Psettodes erumei, commonly known as the Indian halibut or adalah, is a species of flounder found in the Indian and Pacific Oceans, from the Red Sea to northern Australia.

Like other members of its family, it is regarded as one of the most primitive flatfish, having a thicker, less compressed body and a migrated eye that is at the edge of the head rather than fully on top.

The adalah differs from its relatives, such as Psettodes belcheri, by having spiny rays in front of the dorsal fins. It also has multiple stripes along the top of its body, which can range from slightly lighter than its main body colour to a pale white.

This species can reach a maximum length of up to 64 cm, with a typical size ranging from 18 cm to 50 cm, making it the largest member of its family. The heaviest recorded specimen weighed 9,000 g. It feeds on small fish and aquatic animals found on sandy or muddy bottoms during the night and inhabits depths ranging from 1 m to 100 m.

In Thailand, this halibut is considered an important economic species. Traditionally, fishermen would easily catch it by shining storm lanterns onto sandy shores at night to spot the fish buried beneath the sand, which could then be speared with a harpoon.

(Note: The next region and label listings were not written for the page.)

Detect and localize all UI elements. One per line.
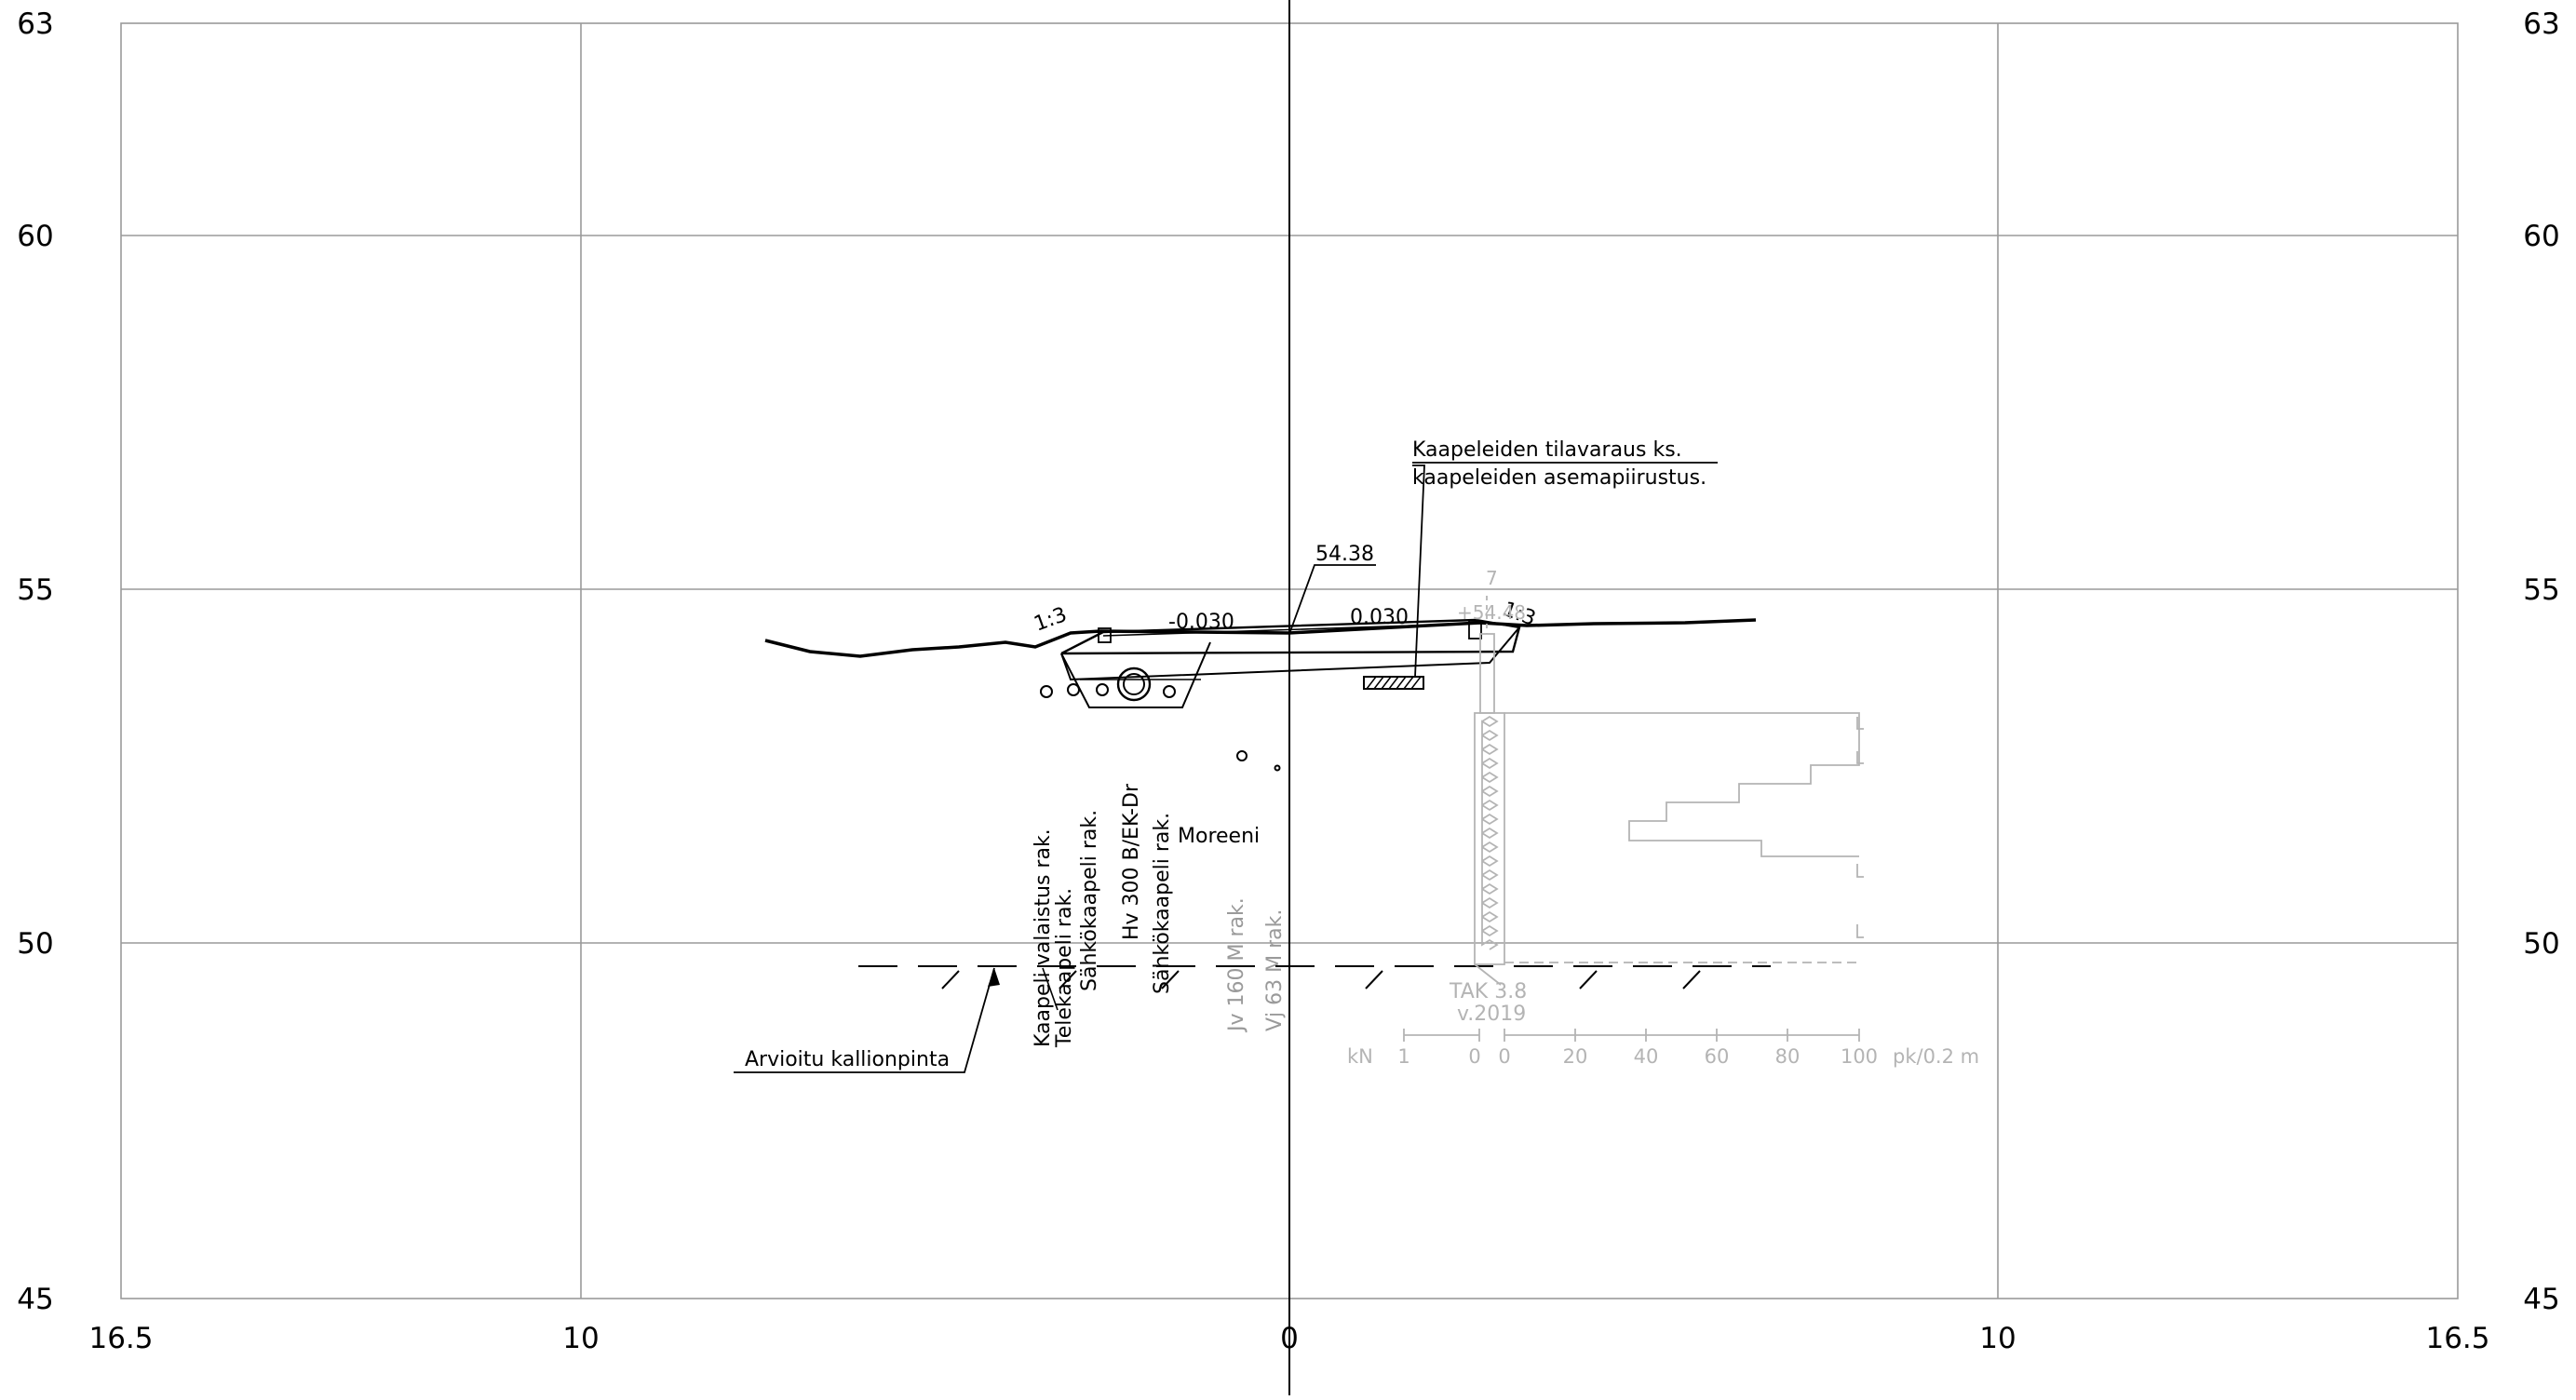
bedrock-surface xyxy=(858,965,1771,989)
y-tick-50-left: 50 xyxy=(17,927,53,961)
cable-lighting-label: Kaapeli valaistus rak. xyxy=(1032,828,1055,1047)
crossfall-right-label: 0.030 xyxy=(1350,606,1409,629)
sounding-scale-left-tick-1: 1 xyxy=(1397,1045,1409,1068)
utility-trench xyxy=(1060,641,1211,708)
elevation-leader xyxy=(1288,564,1376,635)
sounding-scale-right-tick-60: 60 xyxy=(1705,1045,1730,1068)
slope-left-label: 1:3 xyxy=(1032,603,1071,637)
bedrock-label: Arvioitu kallionpinta xyxy=(745,1048,950,1071)
curb-right xyxy=(1468,620,1482,639)
x-tick-left-10: 10 xyxy=(562,1322,599,1355)
x-tick-right-16-5: 16.5 xyxy=(2425,1322,2489,1355)
bedrock-leader-arrow xyxy=(988,968,1000,987)
sounding-column xyxy=(1474,712,1505,965)
sounding-scale-right-tick-40: 40 xyxy=(1634,1045,1659,1068)
sounding-label: TAK 3.8 xyxy=(1449,980,1527,1003)
y-tick-45-left: 45 xyxy=(17,1283,53,1316)
y-axis-left: 63 60 55 50 45 xyxy=(17,7,53,1316)
sounding-tick-marks xyxy=(1856,717,1864,938)
curb-left xyxy=(1098,627,1112,643)
sewer-pipe-label: Hv 300 B/EK-Dr xyxy=(1120,783,1143,940)
y-tick-45-right: 45 xyxy=(2523,1283,2559,1316)
soil-type-label: Moreeni xyxy=(1178,825,1260,848)
y-tick-55-left: 55 xyxy=(17,573,53,607)
cable-reservation-note-line1: Kaapeleiden tilavaraus ks. xyxy=(1412,438,1682,462)
sounding-scale-unit-right: pk/0.2 m xyxy=(1893,1045,1979,1068)
cable-reservation-leader xyxy=(1412,464,1425,678)
road-surface-inner-line xyxy=(1102,623,1472,637)
y-tick-50-right: 50 xyxy=(2523,927,2559,961)
sounding-top-value: +54.48 xyxy=(1457,601,1526,624)
sounding-upper-column xyxy=(1479,633,1495,714)
cable-lighting-marker xyxy=(1040,685,1053,698)
cable-reservation-box xyxy=(1363,464,1425,690)
ground-surface-line xyxy=(764,618,1757,658)
wastewater-pipe-marker xyxy=(1274,764,1281,772)
y-tick-63-right: 63 xyxy=(2523,7,2559,41)
sewer-pipe-inner xyxy=(1123,673,1145,695)
sounding-scale-right-tick-0: 0 xyxy=(1498,1045,1510,1068)
wastewater-pipe-label: Vj 63 M rak. xyxy=(1263,909,1287,1031)
sounding-top-marker: 7 xyxy=(1486,567,1498,589)
road-structure xyxy=(1060,618,1521,708)
crossfall-left-label: -0.030 xyxy=(1168,611,1234,634)
x-tick-left-16-5: 16.5 xyxy=(88,1322,153,1355)
x-tick-right-10: 10 xyxy=(1979,1322,2016,1355)
cable-power-1-marker xyxy=(1096,683,1109,696)
y-tick-63-left: 63 xyxy=(17,7,53,41)
x-tick-0: 0 xyxy=(1280,1322,1299,1355)
bedrock-leader xyxy=(734,967,995,1073)
y-tick-60-left: 60 xyxy=(17,220,53,253)
cable-reservation-hatch xyxy=(1366,676,1422,690)
y-axis-right: 63 60 55 50 45 xyxy=(2523,7,2559,1316)
road-pavement-outline xyxy=(1060,618,1521,655)
cable-power-1-label: Sähkökaapeli rak. xyxy=(1078,810,1101,991)
water-pipe-marker xyxy=(1236,750,1248,761)
sounding-column-pattern xyxy=(1481,715,1499,950)
cable-reservation-rect xyxy=(1363,676,1424,690)
sounding-year: v.2019 xyxy=(1457,1003,1526,1026)
sounding-scale-right-tick-20: 20 xyxy=(1563,1045,1588,1068)
sounding-resistance-profile xyxy=(1504,712,1860,857)
cable-label-leader xyxy=(1042,967,1059,1011)
cable-telecom-marker xyxy=(1067,683,1080,696)
cable-power-2-marker xyxy=(1163,685,1176,698)
cable-power-2-label: Sähkökaapeli rak. xyxy=(1151,813,1174,994)
sounding-log: 7 +54.48 TAK 3.8 v.2019 kN 1 0 0 20 40 6… xyxy=(1347,567,1979,1068)
sounding-scale-right-tick-100: 100 xyxy=(1841,1045,1878,1068)
sounding-scale-right-tick-80: 80 xyxy=(1775,1045,1801,1068)
x-axis: 16.5 10 0 10 16.5 xyxy=(88,1322,2489,1355)
pipes-and-cables xyxy=(1040,666,1281,772)
grid xyxy=(120,0,2459,1395)
cable-telecom-label: Telekaapeli rak. xyxy=(1053,888,1076,1048)
sounding-tip xyxy=(1474,963,1502,986)
road-base-layer xyxy=(1060,626,1520,681)
y-tick-55-right: 55 xyxy=(2523,573,2559,607)
elevation-label: 54.38 xyxy=(1315,543,1374,566)
sounding-scale-ticks xyxy=(1403,1029,1860,1042)
sewer-pipe-outer xyxy=(1116,666,1152,702)
sounding-scale-left-tick-0: 0 xyxy=(1468,1045,1480,1068)
sounding-scale-unit-left: kN xyxy=(1347,1045,1373,1068)
cable-reservation-note-line2: kaapeleiden asemapiirustus. xyxy=(1412,466,1706,490)
y-tick-60-right: 60 xyxy=(2523,220,2559,253)
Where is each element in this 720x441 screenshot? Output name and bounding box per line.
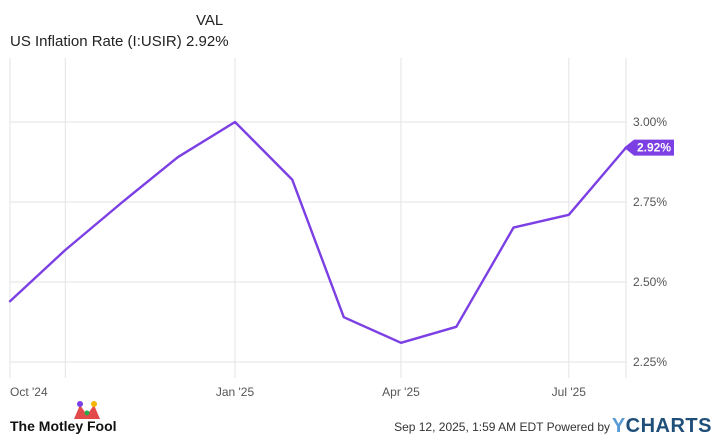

Commonly known in Thailand as pla ta diaw (ปลาตาเดียว, lit. 'one-eyed fish'), pla chak paan (ปลาจักรผาน), pla bai khanun (ปลาใบขนุน, lit. 'jackfruit leaf fish'), pla na yak (ปลาหน้ายักษ์, lit. 'demon-faced fish'), or pla seek diaw (ปลาซีกเดียว, lit. 'single-sided fish'), named after its distinctive shape, it is enjoyed in various dishes. Popular preparations include deep-frying the fresh fish served with a spicy and sour dipping sauce, or adding dried fish to noodle soups along with pandan leaves to create a sweet and aromatic broth, a traditional recipe from the Teochew Chinese community.